How many of these people that were arrested on mass shootings had explosives at home?theres no reason to think that if they're as hell bent on causing injury and death that they wouldn't use those instead. They wouldnt even need that trusty fork you seem to have armed them with instead.
Are guns part of the problem? Sure. But like I said above, the distinct lack of respect for human life is the bigger factor IMO. With the media in this country pushing their own agenda for views and ratings, they perpetuate the cycle of violence.
These things can't be half-arsed, banning certain accessories and types of firearms isn't going to cut it.
Make them entirely illegal, hold an amnesty for them to be voluntarily handed in, after that if you're caught with one you're in the shit.
I'm not for one moment saying it will be easy, there will be uproar and it will take time, but you have to start somewhere and in a few generations people will look back on this like the Old West.
I've moved these 2 posts over from the San Bernardino thread:
Mentality and culture of the US or not Skizzo, there's a vast difference between the cold, almost detached action of pulling a trigger and the up close and personal brutality of stabbing or bludgeoning a person. Not to mention the sheer physical exertion needed to commit a mass murder with a simpler weapon.
Knives, clubs and axes are also far less likely to result in accidental or crossfire injuries when used. In the gangland situations like you've mentioned, you remove the issue of stray bullets hitting kids who happen to be in the wrong place at the wrong time when you take away firearms.
These guys have gone so far as to create the "Dickey Amendment" (apt name) which bans any federal funding of research of gun violence. These feckers are serious. I guess there is a group of physicians, along with some members of congress, trying to overturn this "public health challenge" that may soon surpass automobile accidents as the leading cause of death in the country. Everyday, 89 people die from gun related violence.

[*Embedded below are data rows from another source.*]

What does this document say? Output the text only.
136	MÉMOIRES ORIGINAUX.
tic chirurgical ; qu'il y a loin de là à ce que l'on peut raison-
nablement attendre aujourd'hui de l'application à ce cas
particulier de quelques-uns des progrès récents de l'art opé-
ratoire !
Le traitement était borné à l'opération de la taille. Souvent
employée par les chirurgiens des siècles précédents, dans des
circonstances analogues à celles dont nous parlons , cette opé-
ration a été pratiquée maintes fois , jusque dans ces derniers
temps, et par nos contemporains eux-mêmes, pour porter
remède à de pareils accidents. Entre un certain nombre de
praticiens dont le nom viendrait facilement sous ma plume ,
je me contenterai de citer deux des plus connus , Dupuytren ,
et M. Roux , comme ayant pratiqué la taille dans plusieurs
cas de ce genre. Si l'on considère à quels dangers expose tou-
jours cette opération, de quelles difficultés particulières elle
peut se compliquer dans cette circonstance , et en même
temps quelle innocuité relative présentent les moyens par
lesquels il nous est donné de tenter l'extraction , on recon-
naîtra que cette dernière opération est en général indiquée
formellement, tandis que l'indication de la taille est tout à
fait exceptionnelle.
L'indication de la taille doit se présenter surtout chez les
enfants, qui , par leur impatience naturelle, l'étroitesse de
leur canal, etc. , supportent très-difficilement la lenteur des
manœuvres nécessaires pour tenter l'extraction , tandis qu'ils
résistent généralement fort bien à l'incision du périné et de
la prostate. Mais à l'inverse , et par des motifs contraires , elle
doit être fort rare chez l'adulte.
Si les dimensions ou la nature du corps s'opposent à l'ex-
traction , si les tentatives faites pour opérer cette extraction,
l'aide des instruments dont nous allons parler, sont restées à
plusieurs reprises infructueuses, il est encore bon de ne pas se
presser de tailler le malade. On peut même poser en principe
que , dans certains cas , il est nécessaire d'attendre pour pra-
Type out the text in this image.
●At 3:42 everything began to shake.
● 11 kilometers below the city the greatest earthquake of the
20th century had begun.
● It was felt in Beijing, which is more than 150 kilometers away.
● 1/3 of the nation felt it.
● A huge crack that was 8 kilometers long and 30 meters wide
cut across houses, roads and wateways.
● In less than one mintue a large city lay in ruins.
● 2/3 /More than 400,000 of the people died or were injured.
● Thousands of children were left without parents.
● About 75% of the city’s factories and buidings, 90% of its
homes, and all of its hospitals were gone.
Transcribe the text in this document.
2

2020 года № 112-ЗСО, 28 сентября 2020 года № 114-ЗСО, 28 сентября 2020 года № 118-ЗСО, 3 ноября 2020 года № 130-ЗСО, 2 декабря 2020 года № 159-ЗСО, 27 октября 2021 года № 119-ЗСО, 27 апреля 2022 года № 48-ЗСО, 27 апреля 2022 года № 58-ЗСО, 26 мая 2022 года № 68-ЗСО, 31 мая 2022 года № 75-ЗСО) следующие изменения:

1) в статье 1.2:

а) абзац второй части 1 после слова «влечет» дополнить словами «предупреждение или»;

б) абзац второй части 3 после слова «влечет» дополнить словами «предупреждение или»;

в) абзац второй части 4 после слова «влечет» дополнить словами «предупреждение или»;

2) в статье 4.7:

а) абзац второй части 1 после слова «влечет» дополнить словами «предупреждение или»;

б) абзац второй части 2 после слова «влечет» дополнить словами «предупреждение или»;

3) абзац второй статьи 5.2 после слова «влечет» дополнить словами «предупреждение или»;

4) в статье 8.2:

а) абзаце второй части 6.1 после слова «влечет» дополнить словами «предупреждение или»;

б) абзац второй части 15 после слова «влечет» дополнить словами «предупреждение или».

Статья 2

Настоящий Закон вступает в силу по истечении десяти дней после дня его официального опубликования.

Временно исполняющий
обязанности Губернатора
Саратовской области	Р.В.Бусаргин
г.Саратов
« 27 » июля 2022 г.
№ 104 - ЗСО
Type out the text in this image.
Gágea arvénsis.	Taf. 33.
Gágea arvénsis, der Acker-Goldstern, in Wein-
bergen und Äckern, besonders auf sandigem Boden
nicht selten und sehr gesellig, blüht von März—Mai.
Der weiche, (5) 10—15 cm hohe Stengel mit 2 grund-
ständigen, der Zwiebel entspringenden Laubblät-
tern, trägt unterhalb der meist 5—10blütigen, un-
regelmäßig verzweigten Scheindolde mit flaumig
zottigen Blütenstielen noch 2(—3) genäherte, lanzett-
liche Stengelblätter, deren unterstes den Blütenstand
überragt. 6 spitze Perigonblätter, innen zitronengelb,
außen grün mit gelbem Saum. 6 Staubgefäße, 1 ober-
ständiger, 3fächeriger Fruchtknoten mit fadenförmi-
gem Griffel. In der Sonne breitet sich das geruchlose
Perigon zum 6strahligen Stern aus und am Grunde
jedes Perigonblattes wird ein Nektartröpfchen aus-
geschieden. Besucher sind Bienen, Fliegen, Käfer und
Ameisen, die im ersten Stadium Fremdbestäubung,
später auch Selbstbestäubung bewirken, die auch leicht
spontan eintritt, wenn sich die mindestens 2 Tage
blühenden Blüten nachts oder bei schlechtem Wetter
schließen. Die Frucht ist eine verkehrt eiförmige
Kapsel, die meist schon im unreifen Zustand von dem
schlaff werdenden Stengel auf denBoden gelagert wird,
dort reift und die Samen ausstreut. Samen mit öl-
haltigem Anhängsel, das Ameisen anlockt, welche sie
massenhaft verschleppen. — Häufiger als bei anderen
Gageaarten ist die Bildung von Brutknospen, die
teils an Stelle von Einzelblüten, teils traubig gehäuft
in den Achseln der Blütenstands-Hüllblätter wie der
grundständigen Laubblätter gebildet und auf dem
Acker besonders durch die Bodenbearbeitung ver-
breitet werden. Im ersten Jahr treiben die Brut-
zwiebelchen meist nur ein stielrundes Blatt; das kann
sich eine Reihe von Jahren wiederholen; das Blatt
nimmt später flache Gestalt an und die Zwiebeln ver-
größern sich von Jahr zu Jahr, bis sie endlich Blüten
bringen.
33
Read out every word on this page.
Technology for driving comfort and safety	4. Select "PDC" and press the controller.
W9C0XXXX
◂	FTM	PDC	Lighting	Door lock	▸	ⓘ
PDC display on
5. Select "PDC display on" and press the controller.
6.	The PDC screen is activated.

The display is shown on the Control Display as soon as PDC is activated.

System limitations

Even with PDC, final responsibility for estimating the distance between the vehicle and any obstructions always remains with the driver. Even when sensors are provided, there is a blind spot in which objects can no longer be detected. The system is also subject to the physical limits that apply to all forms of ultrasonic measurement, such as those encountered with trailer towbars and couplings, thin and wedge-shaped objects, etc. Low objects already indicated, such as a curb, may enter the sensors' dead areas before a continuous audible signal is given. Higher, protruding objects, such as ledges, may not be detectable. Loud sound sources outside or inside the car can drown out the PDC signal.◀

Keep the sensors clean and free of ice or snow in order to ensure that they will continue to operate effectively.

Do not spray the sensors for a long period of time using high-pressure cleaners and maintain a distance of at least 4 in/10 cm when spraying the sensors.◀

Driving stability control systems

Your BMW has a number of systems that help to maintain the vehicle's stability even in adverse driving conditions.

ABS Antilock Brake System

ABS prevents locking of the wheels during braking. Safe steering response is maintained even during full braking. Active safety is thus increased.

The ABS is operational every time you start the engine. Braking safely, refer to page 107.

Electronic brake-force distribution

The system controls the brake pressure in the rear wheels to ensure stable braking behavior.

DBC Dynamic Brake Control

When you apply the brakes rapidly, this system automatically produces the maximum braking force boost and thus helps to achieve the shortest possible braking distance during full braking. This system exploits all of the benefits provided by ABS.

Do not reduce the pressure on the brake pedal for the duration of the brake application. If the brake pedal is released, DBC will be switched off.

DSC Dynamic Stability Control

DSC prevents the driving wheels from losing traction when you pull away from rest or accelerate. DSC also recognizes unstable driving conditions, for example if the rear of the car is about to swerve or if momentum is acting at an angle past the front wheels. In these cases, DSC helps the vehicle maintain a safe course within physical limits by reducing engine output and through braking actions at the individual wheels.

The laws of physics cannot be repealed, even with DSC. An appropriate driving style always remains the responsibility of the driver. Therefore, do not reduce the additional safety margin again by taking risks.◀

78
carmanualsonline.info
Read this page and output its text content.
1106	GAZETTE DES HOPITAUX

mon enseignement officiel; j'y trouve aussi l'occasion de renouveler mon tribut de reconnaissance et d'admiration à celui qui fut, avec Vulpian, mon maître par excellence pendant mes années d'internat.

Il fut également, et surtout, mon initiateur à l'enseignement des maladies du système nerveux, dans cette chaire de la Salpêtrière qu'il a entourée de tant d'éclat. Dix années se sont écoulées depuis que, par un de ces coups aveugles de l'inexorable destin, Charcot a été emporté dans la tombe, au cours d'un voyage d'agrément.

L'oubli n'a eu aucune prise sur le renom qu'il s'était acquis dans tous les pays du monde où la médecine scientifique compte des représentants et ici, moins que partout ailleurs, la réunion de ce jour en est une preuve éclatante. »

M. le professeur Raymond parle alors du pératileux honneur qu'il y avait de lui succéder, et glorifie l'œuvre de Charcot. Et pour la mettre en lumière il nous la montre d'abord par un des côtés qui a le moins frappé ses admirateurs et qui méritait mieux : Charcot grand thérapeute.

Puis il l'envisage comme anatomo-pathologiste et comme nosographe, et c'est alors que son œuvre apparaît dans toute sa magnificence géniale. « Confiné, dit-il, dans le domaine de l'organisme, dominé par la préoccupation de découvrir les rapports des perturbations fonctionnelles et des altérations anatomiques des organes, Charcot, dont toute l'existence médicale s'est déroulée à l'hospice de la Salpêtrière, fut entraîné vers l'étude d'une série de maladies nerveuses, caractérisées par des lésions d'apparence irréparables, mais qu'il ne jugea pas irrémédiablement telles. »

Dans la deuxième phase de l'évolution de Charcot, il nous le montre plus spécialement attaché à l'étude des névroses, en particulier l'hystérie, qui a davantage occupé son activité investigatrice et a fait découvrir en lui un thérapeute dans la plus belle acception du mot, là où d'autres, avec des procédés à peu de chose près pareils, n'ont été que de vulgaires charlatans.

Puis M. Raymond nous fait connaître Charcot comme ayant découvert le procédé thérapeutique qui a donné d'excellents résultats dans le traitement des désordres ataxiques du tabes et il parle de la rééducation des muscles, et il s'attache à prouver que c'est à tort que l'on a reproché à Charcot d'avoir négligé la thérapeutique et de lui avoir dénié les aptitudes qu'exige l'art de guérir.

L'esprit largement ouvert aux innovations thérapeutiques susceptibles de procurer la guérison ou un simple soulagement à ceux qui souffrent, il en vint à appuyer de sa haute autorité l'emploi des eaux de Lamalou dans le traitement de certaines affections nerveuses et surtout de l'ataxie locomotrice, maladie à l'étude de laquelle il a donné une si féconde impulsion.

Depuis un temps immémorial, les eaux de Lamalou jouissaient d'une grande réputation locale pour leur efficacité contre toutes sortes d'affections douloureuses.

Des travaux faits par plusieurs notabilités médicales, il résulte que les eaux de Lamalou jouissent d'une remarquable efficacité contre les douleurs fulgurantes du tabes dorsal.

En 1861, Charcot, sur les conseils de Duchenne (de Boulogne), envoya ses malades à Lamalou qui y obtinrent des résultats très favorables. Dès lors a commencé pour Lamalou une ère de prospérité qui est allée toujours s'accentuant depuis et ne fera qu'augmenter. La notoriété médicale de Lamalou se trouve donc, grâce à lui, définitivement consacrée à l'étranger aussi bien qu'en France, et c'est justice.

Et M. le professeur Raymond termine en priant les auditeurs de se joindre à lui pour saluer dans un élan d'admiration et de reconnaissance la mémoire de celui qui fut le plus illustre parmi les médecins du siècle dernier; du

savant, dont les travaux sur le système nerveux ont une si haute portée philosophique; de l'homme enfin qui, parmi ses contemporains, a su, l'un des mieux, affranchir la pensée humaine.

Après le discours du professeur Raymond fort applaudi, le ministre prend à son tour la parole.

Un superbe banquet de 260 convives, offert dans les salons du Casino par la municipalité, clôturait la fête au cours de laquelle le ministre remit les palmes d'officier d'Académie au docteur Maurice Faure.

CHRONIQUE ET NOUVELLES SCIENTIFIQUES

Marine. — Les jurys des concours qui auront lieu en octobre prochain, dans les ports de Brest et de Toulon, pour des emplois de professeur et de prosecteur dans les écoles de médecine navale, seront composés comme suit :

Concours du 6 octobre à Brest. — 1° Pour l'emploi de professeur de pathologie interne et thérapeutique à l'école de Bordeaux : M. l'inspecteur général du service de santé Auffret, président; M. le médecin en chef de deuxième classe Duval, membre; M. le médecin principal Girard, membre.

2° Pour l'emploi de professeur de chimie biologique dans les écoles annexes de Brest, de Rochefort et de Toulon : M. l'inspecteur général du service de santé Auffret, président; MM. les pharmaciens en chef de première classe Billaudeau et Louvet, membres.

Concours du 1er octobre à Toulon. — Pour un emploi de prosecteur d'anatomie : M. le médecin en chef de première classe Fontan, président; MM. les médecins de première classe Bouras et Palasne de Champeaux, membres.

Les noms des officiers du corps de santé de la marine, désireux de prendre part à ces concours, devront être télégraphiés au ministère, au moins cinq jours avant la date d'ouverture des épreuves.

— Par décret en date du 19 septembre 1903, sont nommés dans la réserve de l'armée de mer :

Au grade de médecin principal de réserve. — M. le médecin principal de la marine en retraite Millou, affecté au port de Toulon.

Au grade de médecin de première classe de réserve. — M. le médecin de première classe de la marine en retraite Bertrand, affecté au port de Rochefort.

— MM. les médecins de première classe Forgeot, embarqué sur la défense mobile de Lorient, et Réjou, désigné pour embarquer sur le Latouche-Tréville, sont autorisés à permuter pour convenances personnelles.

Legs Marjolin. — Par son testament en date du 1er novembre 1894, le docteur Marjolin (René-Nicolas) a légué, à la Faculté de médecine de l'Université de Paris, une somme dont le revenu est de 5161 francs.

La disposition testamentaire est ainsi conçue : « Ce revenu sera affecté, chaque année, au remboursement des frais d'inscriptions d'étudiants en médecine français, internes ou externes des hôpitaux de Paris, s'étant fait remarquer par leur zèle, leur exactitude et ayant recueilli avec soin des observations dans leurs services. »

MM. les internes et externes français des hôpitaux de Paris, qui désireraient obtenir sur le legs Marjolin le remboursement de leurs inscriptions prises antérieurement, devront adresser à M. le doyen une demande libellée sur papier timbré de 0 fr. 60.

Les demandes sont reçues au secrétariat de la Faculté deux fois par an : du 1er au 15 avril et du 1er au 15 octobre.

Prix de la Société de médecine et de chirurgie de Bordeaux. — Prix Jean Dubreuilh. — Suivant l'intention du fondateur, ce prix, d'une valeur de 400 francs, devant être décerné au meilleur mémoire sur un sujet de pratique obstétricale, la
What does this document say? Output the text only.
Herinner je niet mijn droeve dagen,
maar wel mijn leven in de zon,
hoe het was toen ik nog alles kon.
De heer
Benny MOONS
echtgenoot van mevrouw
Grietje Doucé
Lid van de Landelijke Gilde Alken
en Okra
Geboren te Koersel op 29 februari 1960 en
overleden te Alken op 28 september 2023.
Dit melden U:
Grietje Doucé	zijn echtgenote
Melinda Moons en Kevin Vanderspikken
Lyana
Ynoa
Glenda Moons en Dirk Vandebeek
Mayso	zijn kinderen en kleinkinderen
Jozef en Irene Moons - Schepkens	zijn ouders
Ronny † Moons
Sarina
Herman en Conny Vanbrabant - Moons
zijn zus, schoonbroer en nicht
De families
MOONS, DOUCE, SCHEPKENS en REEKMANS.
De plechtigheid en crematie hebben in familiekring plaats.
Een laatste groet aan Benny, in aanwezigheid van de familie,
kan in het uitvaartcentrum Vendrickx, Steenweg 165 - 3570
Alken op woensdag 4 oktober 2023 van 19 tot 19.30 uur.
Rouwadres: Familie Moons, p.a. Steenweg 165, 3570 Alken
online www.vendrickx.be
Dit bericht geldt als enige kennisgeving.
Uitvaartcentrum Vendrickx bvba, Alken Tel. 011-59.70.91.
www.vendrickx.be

http://thinkprogress.org/health/2015/12/02/3727406/doctors-gun-violence-research/
I don't think we're disagreeing here, really. I said the removal of guns would probably see a downturn in deaths, but the incidents would still occur. Gangs would still kill each other, mentally deranged/terrorists would still find ways to hurt and kill people.
Not to mention, there's absolutely no way the U.S. Can compare to Australia in how the gun removal could happen. For one there's a ridiculous number of more guns, the government doesn't have the power here that Australia's had, and the NRA didn't involve themselves in Australian dealings. It would likely set off something close to a civil war trying to disarm the people with these hundreds of millions of guns.
I've never said guns ARENT the problem, just not the only problem, or biggest problem IMO.
Why aren't the police unified in wanting more guns banned and better regulated? Surely it will lessen their chances of getting shot on the job.
I looked again. Suicides are by far the largest number. So it is 32000 deaths per year total. His number was just homicides and excluded the suicides and likely accidental deaths. As you point out, these numbers should not be ignored as well.
I completely agree with this in a perfect world. But the dream of actually enforcing it is an impossible one.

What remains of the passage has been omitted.